The irony is that Americans celebrate American Labor with a holiday observance while international business and government batter away at the average laborer's ability to earn a living wage under conditions that are safe and humane.

There is no sadder testament to this truth than the fact that California still has no legislation to insure that shade and water are provided for agricultural workers in the fields. This is not a new issue. I can remember marching with my parents in solidarity with farm workers in the 1960s and 1970s. A great many American authors, Sinclair and Steinbeck among many others, outline in their novels—often in shocking detail—how bosses and their political cronies take advantage of people in the workplace, wherever that may be—whether in the fields or in any office nationwide.

When you go to your local farmer’s market and purchase the “amazing” organic produce that you love to eat, remember those who harvest the food that sustains you. While you are attending your barbeques, watching ball games, try to remember that Labor really does sustain the world we take for granted, and that we are all the laborers of the fields of life.

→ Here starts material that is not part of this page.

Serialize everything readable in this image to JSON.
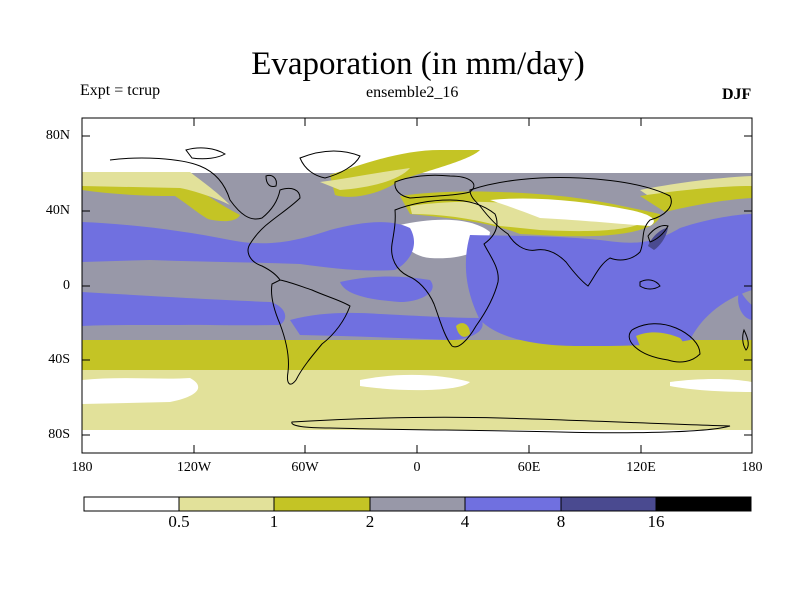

And then think for a minute: How is your workplace treating you? In our hyper-connected high tech world, chances are you are tethered to your job more than you might want to admit, and being compensated a lot less for the amount of time you tend your job. It is well worth thinking about.

On this day, put yourself in the sandals of a worker in another industry, for just a moment.

And say a prayer of thanks for all who labor.